Authored by the California Community Partnerships Team, the brief analyzes the recent housing and economic situations related to the COVID-19 pandemic and presents arguments in favor of creating policy that cancels rent and mortgage payments.

The brief intends to bring attention to the “urgent need” for government action to mitigate these pandemic-induced effects, as well as structurally improve the extensive inequities in housing, according to Nicole Montojo, a housing research analyst at the Othering & Belonging Institute.

“In this moment, the whole system has to shift, and a rent and mortgage cancellation policy is essential to ensuring that people have access to stable housing during the crisis and through the recovery period,” Montojo said in an email. “And it’s a solution that can be designed to work for tenants, homeowners, and landlords.”

The brief predicts that without rent and mortgage payment cancellation, there is a higher possibility that the pandemic will worsen debt, housing instability, homelessness and racial inequalities.
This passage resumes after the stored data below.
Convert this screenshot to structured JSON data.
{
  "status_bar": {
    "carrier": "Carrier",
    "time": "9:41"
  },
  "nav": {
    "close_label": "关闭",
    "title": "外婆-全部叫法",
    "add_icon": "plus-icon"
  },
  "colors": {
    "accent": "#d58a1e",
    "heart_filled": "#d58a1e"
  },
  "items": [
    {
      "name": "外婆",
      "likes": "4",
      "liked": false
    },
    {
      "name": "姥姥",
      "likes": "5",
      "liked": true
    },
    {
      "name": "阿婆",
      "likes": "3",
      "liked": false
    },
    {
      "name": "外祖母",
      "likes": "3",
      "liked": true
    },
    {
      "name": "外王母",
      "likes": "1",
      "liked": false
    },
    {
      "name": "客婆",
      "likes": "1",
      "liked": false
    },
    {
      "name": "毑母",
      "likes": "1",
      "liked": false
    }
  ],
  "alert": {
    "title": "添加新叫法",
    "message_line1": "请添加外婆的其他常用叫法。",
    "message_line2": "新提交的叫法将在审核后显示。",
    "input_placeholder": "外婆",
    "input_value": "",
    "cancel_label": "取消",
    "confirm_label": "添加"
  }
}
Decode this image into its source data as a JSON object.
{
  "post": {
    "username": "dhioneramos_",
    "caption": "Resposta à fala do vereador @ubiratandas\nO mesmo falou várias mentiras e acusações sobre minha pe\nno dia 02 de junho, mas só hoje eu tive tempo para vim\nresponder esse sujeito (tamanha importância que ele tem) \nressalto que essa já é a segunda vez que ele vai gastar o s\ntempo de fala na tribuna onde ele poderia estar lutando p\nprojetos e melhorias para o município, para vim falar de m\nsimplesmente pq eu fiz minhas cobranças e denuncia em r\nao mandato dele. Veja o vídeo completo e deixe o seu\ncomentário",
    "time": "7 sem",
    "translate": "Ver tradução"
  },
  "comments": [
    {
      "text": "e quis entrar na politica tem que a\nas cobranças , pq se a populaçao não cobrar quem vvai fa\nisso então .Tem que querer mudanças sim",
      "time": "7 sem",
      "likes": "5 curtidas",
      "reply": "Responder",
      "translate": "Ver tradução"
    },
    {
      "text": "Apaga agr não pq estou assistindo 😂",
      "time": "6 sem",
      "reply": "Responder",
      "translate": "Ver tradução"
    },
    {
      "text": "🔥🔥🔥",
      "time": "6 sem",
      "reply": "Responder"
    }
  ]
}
Montojo emphasized that the brief shows that housing is a “racial justice issue,” as the proportion of low-income renters and homeowners is skewed toward people of color. Even before the pandemic, these minorities were found to be likely to use at least 30% of their incomes on rent across California, according to Montojo.

According to the brief, several cities and states are discussing rent and mortgage cancellation policies.

“It’s important to be in conversation with communities on the ground, policymakers, and advocates working on this to figure out how to ensure that policy reaches the people who need it most,” Montojo said in the email.

The brief proposes these policies as the “logical complement” to shelter-in-place policies, to allow people to follow the laws designed to protect their health without jeopardizing their housing security.

Evaluating the current system set in place, Montojo said in the email that the data suggests it “falls short” of addressing the problem. Unemployment insurance is not enough to cover the median rent in California, and temporary prohibitions of eviction are crucial, but still only “delay the crisis.”

The brief emphasizes the duty of the government to take measures to safeguard public health. If designed correctly, the policy would first prioritize access to stable housing, use pinpointed methods to improve housing stability universally and lessen racial inequalities in respect to wealth and housing.

“We hope that this moment can be a stepping stone toward long-term systems change,” Montojo said in the email. “We can’t go back to normal, when normal was racial exclusion, wealth inequality, increasing homelessness, and widespread housing instability.”